Over the years, mass-produced lithium-ion batteries rely on graphite and copper as their anodes. For years, researchers have been looking for alternative materials that can overcome the limitations of these materials, including high-cost production and limited storage capacity (for example, silicon can store 10 times more energy, although it constitutes another series of problems).
Creating the current anode is a laborious multi-step process in which graphite is coated on the copper foil. However, as explained by Karl Kreder, materials scientist and lead author of the new study at the University of Texas at Austin, this can lead to inefficiencies in terms of manufacturing processes and the battery itself.
Kreder said: "So the active material (graphite) is coated on top of an inert current collector (copper). This increases the volume of the system and the quality of the non-active material. By combining the current collector with the active material, higher capacity can be used.
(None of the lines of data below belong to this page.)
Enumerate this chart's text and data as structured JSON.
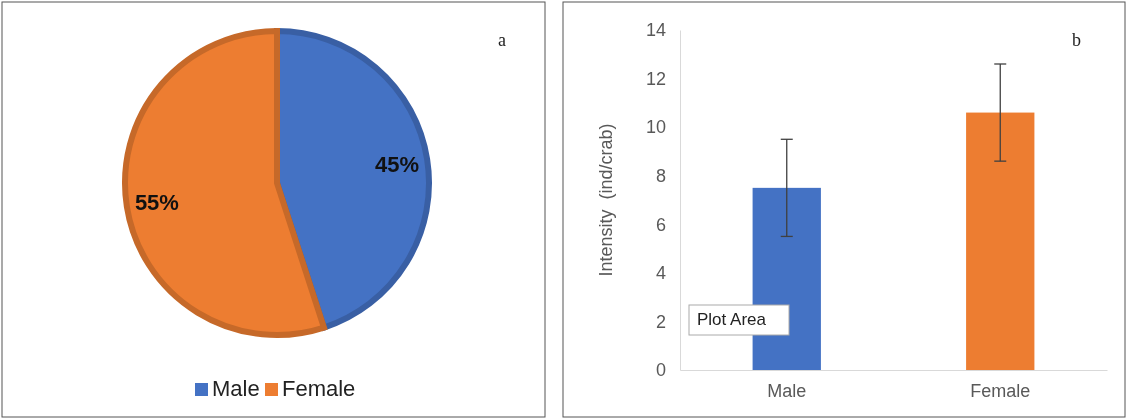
{
  "chart_data": [
    {
      "type": "pie",
      "categories": [
        "Male",
        "Female"
      ],
      "values": [
        45,
        55
      ],
      "colors": [
        "#4472c4",
        "#ed7d31"
      ],
      "value_labels": [
        "45%",
        "55%"
      ],
      "legend": "bottom",
      "annotations": [
        "a"
      ]
    },
    {
      "type": "bar",
      "categories": [
        "Male",
        "Female"
      ],
      "values": [
        7.5,
        10.6
      ],
      "colors": [
        "#4472c4",
        "#ed7d31"
      ],
      "errors": [
        2,
        2
      ],
      "ylim": [
        0,
        14
      ],
      "yticks": [
        0,
        2,
        4,
        6,
        8,
        10,
        12,
        14
      ],
      "ylabel": "Intensity  (ind/crab)",
      "grid": false,
      "annotations": [
        "b",
        "Plot Area"
      ]
    }
  ]
}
Active material, while using less inactive current collector material."
Kreder and his team achieved this through a simplified manufacturing method that eliminated the cumbersome coating process. When tin is cast into blocks, tin can be added directly to aluminum to form an alloy, which can then be rolled mechanically (relatively inexpensive and ordinary metallurgical alloying processes) into nanostructured metal foil. In the final step, the reduction of particles in the material is crucial.
Kreder explained: “Tin can be alloyed with lithium. Unfortunately, if tin foil or even micron-sized tin particles are used, tin will break when cycling through volume expansion due to volume expansion, which means that if you use a large The tin pellets can only maintain dozens of cycles of charge and discharge, but if nanoscale tin pellets are produced, the pellets will not split during the alloying process."
Researchers referred to the resulting material as a cross-eutectic alloy (IdEA) anode, which they believe is only one-fourth the thickness of traditional anode materials and weighs only half as much as traditional materials. They tested this anode material in a small lithium-ion battery and then charged and discharged it to measure performance. They found that this anode has twice the capacity of traditional copper-graphite anodes.
Claude said: "The reason for doing so is very good. One of the elements is active, tin, and the other is inert, aluminum. "Aluminum creates a conductive substrate in which tin is held and aluminum is provided. Structure and conductivity, while tin alloys with lithium and de-alloys when the battery is cycled.
One of the team's heads, Arumugam Manthiram, director of the Texas Materials Research Institute, said: “The ability to develop a cheap, scalable electrode nanomaterial manufacturing process is truly exciting. Our results show that This material has succeeded in the performance indicators required for the commercialization of lithium-ion batteries."
The research was published in the ACS Energy Letters magazine.